The Vostochny Cosmodrome, a spaceport on Russian territory, is currently being built in the Amur region in the Russian Far East. As part of the project, Mammoet was contracted to unload 14 pieces of heavy and oversized equipment from a barge and transport them to the construction site 60 kilometers away.
The cargo included parts of two different big structures - the launch pad and a vacuum chamber for the launch complex of the Angara space rocket complex, with a total weight of about 600t. The vacuum chamber alone had a diameter of 9 meters.
“This was a very big and important project for us,” said Alexey Zhugan, Mammoet’s project manager on site. “Our client trusted us to deliver multiple crucial pieces of equipment to the construction site over a rather large distance. We did so not only in the safest but also in the most efficient way possible, adhering to the given time frame.” The transport of the cargo took place in two parts and in a total of four days.
Supporting the construction of the Russian spaceport has been a unique project in itself. It is a project that is sure to contribute to the development of the local economy in the future.

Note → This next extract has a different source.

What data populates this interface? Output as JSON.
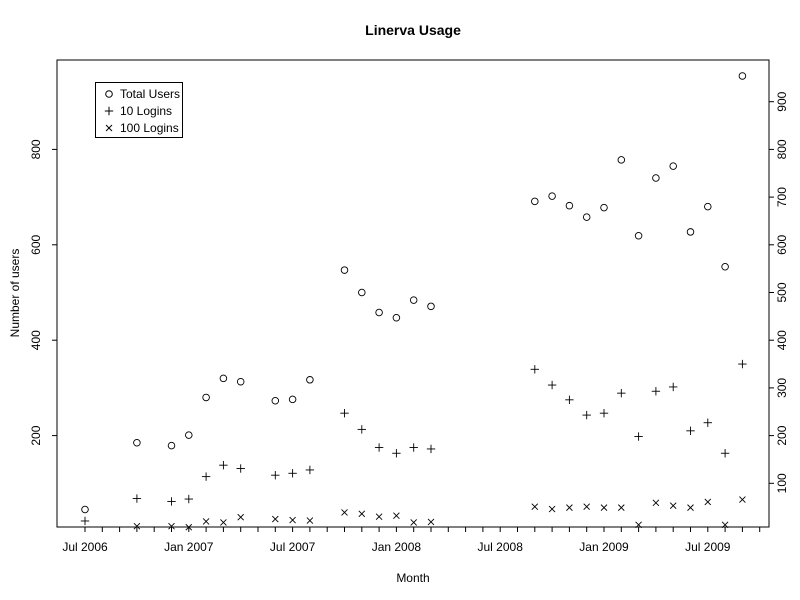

Yet, this is not the first time that Mammoet has worked in the region. The company has been active locally for several years now, particularly as part of the construction of the Amur Gas Processing Plant (AGPP). It was the company’s experience and track record that convinced the client to choose them for the job.
The fact that Mammoet had all the necessary lifting and transportation equipment available locally was an added benefit, too. For unloading the cargo, the company used two heavy-lift cranes, the LR 11350 and LR 1750, and Goldhofer trailers and semi-trailers for delivering them to the construction site.
While 60km may not sound like a long distance to the regular commuter, it certainly is when transporting heavy and oversized cargo. It is very precise work - and not just literally. It also requires a lot of clear coordination of all details.
“For every piece of equipment, we needed special permits,” said Zhugan. “There are also quite complex logistics involved in moving such large cargo. We had to block regional roads as well as the federal road that connects Moscow with Vladivostok for a couple of hours during the night to transport the loads. All this requires careful planning and approval of every detail of the project.”
All the arrangements were necessary to perform the job as safely and efficiently as possible. Being involved in such a big project resonates on several different levels. For Mammoet as a company, it is an exciting opportunity to be a part of a key development in the region. For the team on the ground and for Zhugan in particular, it is even more than that. It is an opportunity to contribute to the local economy and to his country. It is what he calls “a moment of pride”.